El 1 de abril de 1955 era la fecha establecida por la Ley de educación bantú para la entrega de los colegios al Departamento de Asuntos Nativos. Desde finales de 1954, el CNA estudió la situación y qué respuesta podía y debía dar. En aquellas largas reuniones, las deliberaciones oscilaron entre varias posturas. Por una parte estaban los convencidos de la necesidad de demostrar el malestar a través de una huelga o el boicot en las aulas, frente a los que pensaban que con una semana de parón sería suficiente y aquellos cuya apuesta pasaba porque las aulas permanecieran cerradas indefinidamente. Mandela se ubicó entre los primeros, no tanto porque pensara que el Gobierno blanco no merecía un castigo semejante, sino porque consideraba que ni el CNA ni el pueblo negro estaban preparados ni tenían la infraestructura necesaria para llevar adelante una manifestación de repulsa tan contundente.

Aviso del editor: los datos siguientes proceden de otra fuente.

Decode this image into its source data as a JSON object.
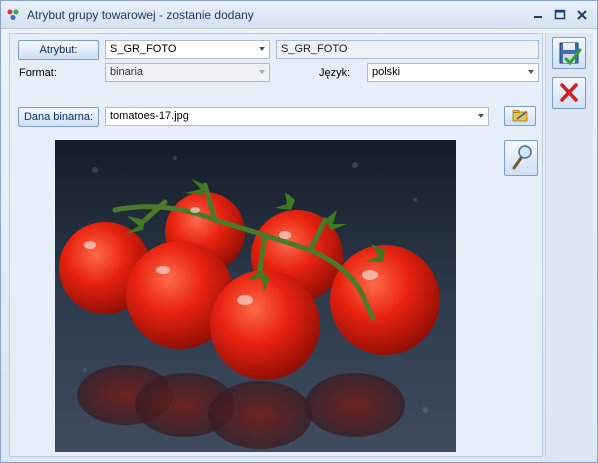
{
  "window": {
    "title": "Atrybut grupy towarowej - zostanie dodany"
  },
  "form": {
    "attribute_button": "Atrybut:",
    "attribute_code": "S_GR_FOTO",
    "attribute_name": "S_GR_FOTO",
    "format_label": "Format:",
    "format_value": "binaria",
    "language_label": "Język:",
    "language_value": "polski",
    "binary_button": "Dana binarna:",
    "binary_value": "tomatoes-17.jpg"
  },
  "icons": {
    "app": "app-icon",
    "minimize": "minimize-icon",
    "maximize": "maximize-icon",
    "close": "close-icon",
    "save": "save-icon",
    "cancel": "cancel-icon",
    "edit_file": "folder-edit-icon",
    "preview": "magnifier-icon"
  },
  "image": {
    "subject": "cherry-tomatoes-on-vine-photo"
  }
}
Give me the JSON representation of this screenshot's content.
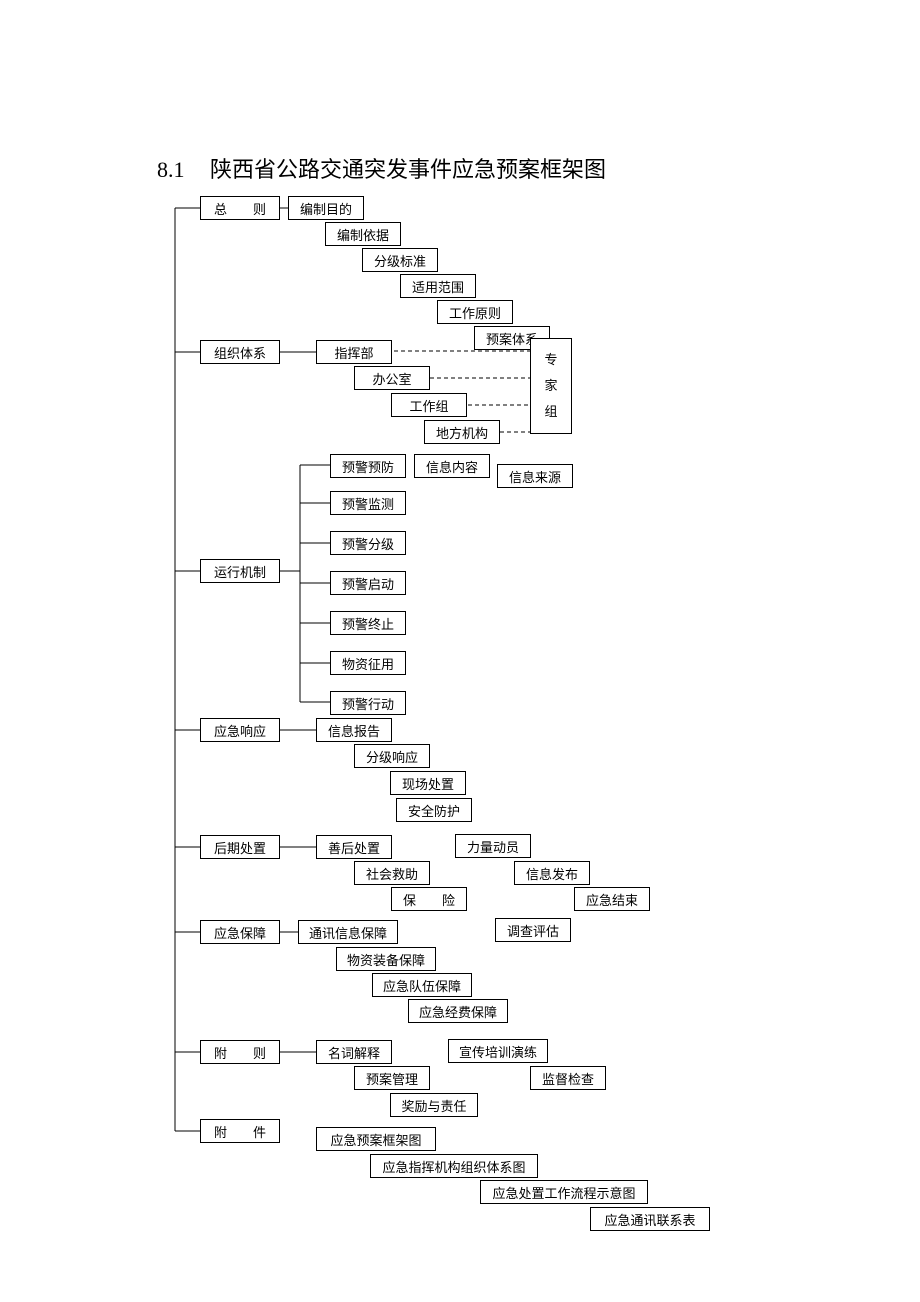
{
  "title_number": "8.1",
  "title_text": "陕西省公路交通突发事件应急预案框架图",
  "sections": {
    "s1": "总　　则",
    "s2": "组织体系",
    "s3": "运行机制",
    "s4": "应急响应",
    "s5": "后期处置",
    "s6": "应急保障",
    "s7": "附　　则",
    "s8": "附　　件"
  },
  "s1_items": {
    "a": "编制目的",
    "b": "编制依据",
    "c": "分级标准",
    "d": "适用范围",
    "e": "工作原则",
    "f": "预案体系"
  },
  "s2_items": {
    "a": "指挥部",
    "b": "办公室",
    "c": "工作组",
    "d": "地方机构"
  },
  "expert_group": {
    "l1": "专",
    "l2": "家",
    "l3": "组"
  },
  "s3_items": {
    "a": "预警预防",
    "b": "预警监测",
    "c": "预警分级",
    "d": "预警启动",
    "e": "预警终止",
    "f": "物资征用",
    "g": "预警行动"
  },
  "s3_sub": {
    "a": "信息内容",
    "b": "信息来源"
  },
  "s4_items": {
    "a": "信息报告",
    "b": "分级响应",
    "c": "现场处置",
    "d": "安全防护",
    "e": "力量动员",
    "f": "信息发布",
    "g": "应急结束",
    "h": "调查评估"
  },
  "s5_items": {
    "a": "善后处置",
    "b": "社会救助",
    "c": "保　　险"
  },
  "s6_items": {
    "a": "通讯信息保障",
    "b": "物资装备保障",
    "c": "应急队伍保障",
    "d": "应急经费保障",
    "e": "宣传培训演练",
    "f": "监督检查"
  },
  "s7_items": {
    "a": "名词解释",
    "b": "预案管理",
    "c": "奖励与责任"
  },
  "s8_items": {
    "a": "应急预案框架图",
    "b": "应急指挥机构组织体系图",
    "c": "应急处置工作流程示意图",
    "d": "应急通讯联系表"
  }
}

Tenía demasiado reciente el papel que había asumido el partido en Sophiatown, donde no habían sido capaces de dar solución a un problema muy concreto, y otro fracaso podría convertir al CNA en el partido de las promesas incumplidas, o en el partido sin promesas ni soluciones que dar.

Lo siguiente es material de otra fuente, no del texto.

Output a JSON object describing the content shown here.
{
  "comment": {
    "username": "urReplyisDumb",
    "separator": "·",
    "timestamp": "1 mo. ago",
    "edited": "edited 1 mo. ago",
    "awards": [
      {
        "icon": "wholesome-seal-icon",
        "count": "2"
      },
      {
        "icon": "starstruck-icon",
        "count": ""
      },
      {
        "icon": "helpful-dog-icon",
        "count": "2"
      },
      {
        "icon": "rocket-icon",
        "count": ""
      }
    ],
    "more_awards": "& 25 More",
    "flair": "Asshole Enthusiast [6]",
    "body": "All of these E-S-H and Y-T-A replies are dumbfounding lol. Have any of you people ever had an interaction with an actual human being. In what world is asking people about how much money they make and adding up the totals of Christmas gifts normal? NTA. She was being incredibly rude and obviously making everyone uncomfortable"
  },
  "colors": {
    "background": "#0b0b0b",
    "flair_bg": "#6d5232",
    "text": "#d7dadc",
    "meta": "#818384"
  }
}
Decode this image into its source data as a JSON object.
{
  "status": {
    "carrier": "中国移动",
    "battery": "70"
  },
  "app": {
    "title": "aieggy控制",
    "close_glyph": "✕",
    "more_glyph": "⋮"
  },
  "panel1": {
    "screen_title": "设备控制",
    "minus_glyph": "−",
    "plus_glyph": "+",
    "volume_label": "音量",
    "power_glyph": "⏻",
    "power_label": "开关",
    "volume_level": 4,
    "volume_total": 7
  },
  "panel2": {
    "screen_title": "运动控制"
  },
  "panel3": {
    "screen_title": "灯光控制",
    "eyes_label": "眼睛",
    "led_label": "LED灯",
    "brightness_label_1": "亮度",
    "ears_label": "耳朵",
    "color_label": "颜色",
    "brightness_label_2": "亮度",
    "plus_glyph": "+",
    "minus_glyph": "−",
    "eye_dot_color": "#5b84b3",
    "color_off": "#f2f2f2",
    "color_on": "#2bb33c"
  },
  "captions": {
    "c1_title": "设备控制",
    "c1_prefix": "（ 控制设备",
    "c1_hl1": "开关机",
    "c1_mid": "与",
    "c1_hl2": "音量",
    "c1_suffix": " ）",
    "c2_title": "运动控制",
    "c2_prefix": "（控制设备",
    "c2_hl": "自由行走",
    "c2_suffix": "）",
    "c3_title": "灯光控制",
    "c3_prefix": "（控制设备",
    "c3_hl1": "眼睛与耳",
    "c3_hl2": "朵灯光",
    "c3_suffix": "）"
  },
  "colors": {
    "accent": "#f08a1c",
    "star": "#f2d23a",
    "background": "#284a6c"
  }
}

Esas orientaciones no pudieron doblegar la postura de aquellos que pedían llevar al límite la oposición, por lo que al final se decretó una huelga indefinida. Como el Gobierno amenazó con expulsar a los niños que no fueran a las aulas, los huelguistas organizaron un sistema paralelo de educación en escuelas clandestinas –denominadas clubes culturales, instaladas en su mayoría en casas particulares– para que los alumnos no sufrieran todavía un mayor retraso en su formación. Mandela tuvo razón y el seguimiento fue desigual. No se consiguió la paralización de las escuelas, no se obtuvo un seguimiento masivo a la huelga por parte de las familias negras, pero sí se logró que el Gobierno, al menos, se replanteara algunos postulados de la Ley de educación bantú. El ministro de Asuntos Nativos, del que dependían los centros educativos, Hendrick Frensch Verwoerd, señaló que la educación debía ser la misma para todos. En realidad, eso no fue más que una declaración de intenciones.
Los hijos de Mandela y Evelyn no secundaron la huelga. Eran alumnos de una escuela de la Iglesia Adventista del Séptimo Día.
La presidencia de Luthuli en el CNA significó un empuje para la causa negra. Una de las cuestiones que comenzó a fraguarse entonces, apoyada por el profesor Matthews fue la oportunidad de que el CNA convocase un Congreso de los Pueblos, una gran asamblea nacional en la que estuvieran representadas todas las razas y comunidades para elaborar una carta fundacional para un nuevo país. Se trataría de un manifiesto en el que se abogaría por una nación plenamente democrática. No querían en modo alguno que aquella especie de nueva constitución sudafricana emanara del partido. Querían que fuera el documento del pueblo, que lo hiciera suyo desde el momento de su firma.
A nivel interno, sin embargo, también debería ser importante para el CNA. Después de algunos fracasos recientes, como el reasentamiento de Sophiatown o la huelga escolar, el CNA debía rearmarse moralmente frente a la ciudadanía. Con el runrún de que el partido podía ser ilegalizado de forma inmediata, no renunciaban a un gran impacto mediático y social. Y el Congreso de los Pueblos podía ser esa oportunidad.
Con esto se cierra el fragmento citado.